Examples: ArangoDB, OrientDB

Use cases

Data integration: Brings together structured and unstructured data from various sources, making it easier to work with complex datasets.

Hybrid applications: An all-in-one system that supports a mix of data types and queries, such as combining graph relationships with document storage.

IoT platforms: Handles time-series data, relationships, and JSON documents efficiently to support IoT devices and their data streams.

Choosing the right modern database

Modern databases offer solutions for just about any application, from real-time analytics to managing complex relationships. Understanding your data and project goals will help you choose the database that meets your needs and grows with you.

Selecting a database begins with a clear understanding of your data and application requirements. Consider the following questions.

What kind of data are you dealing with? A relational or column-family database might be the best fit if your data is structured and predictable. A document or multi-model database could be a better choice for more flexible, semi-structured data.

Do you need to analyze relationships?
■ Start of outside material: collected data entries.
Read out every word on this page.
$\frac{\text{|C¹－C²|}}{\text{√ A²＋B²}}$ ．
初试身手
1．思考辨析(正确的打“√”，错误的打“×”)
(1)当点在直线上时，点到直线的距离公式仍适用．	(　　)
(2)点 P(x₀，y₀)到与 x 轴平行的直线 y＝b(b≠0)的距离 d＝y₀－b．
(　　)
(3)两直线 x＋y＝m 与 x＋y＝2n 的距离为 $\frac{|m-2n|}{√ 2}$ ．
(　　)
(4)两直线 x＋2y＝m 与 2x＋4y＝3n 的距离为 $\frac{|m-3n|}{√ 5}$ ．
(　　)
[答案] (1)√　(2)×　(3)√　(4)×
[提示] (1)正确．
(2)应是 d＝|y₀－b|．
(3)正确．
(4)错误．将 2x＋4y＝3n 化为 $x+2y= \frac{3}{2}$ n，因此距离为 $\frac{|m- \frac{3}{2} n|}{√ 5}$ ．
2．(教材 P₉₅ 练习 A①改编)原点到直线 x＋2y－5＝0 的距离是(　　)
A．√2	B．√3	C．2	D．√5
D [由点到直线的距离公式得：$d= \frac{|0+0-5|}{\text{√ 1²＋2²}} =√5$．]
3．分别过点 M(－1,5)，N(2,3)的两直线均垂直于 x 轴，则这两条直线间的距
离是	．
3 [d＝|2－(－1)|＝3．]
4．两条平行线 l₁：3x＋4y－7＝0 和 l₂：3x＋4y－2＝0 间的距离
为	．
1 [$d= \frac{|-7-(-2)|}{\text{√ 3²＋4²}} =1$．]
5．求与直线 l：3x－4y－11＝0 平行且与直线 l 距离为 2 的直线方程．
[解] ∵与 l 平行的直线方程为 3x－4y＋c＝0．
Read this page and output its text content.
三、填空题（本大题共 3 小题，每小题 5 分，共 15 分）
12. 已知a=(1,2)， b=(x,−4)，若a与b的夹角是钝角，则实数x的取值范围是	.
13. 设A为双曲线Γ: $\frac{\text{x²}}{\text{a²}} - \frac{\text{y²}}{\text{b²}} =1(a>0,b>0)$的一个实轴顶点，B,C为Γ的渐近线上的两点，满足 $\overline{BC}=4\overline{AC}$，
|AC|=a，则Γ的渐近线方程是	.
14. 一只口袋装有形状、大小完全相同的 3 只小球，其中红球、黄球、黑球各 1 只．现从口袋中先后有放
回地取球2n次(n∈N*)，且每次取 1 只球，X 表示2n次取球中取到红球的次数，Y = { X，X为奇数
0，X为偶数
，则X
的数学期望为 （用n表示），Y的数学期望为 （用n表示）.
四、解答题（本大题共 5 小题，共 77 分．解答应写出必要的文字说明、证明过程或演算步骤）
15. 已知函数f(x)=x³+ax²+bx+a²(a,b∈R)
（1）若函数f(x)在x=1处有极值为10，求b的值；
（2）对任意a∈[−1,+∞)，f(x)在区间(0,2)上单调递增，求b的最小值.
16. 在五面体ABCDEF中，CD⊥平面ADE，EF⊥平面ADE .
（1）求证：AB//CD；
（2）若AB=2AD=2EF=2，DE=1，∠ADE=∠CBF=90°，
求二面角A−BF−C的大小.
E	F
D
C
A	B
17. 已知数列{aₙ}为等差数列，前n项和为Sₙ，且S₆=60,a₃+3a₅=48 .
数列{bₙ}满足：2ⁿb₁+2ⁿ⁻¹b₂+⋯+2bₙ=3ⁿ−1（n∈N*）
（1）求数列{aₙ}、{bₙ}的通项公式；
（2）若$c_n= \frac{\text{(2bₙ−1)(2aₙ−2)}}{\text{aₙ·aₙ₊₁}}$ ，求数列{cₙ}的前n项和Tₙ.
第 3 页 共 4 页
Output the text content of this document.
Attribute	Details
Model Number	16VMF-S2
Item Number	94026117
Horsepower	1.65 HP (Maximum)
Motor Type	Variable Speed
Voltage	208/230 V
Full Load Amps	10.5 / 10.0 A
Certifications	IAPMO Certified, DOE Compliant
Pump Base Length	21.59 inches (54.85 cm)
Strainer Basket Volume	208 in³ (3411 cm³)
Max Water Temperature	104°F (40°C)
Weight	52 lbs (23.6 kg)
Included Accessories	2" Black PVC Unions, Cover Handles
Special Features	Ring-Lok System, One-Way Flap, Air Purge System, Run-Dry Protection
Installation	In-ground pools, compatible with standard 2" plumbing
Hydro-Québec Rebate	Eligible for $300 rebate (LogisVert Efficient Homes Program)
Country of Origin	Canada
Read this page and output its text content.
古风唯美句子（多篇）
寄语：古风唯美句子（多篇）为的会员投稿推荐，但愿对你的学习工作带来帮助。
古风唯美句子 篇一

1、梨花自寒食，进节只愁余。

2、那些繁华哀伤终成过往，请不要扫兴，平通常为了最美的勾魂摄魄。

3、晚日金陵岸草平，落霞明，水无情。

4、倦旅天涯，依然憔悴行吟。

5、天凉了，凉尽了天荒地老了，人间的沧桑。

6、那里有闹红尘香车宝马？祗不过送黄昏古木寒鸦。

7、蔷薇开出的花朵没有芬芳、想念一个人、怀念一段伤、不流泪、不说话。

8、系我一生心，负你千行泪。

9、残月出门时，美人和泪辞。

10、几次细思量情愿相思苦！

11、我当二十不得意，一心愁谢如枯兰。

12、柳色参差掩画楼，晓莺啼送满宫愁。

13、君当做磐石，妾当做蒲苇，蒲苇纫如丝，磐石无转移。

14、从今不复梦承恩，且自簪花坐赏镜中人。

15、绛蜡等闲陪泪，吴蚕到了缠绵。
A graph database is ideal if your work involves connected data, like mapping social networks or building recommendation systems.

How much scaling do you need? Key-value databases are an excellent option for applications requiring lightning-fast performance. A column-family database can handle the load if you’re dealing with massive datasets and need high availability.

Are you working with a mix of data types? Multi-model databases allow you to manage different kinds of data within a single system.

By answering these questions, you can identify the database that aligns best with your data needs and ensures your applications run efficiently, no matter how complex or demanding they become.

Conclusion

Databases are the backbone of so much of what we rely on today, from e-commerce to social networks and real-time analytics. Modern databases give us the tools to handle complex, ever-changing data needs quickly and efficiently. The real challenge is figuring out which modern database system fits your specific goals, but once you do, you’ll have a strong foundation to build robust and adaptable database systems that can grow alongside your business.

View the MongoDB Distributed Systems Research Group’s dedicated page to learn more about their ongoing research.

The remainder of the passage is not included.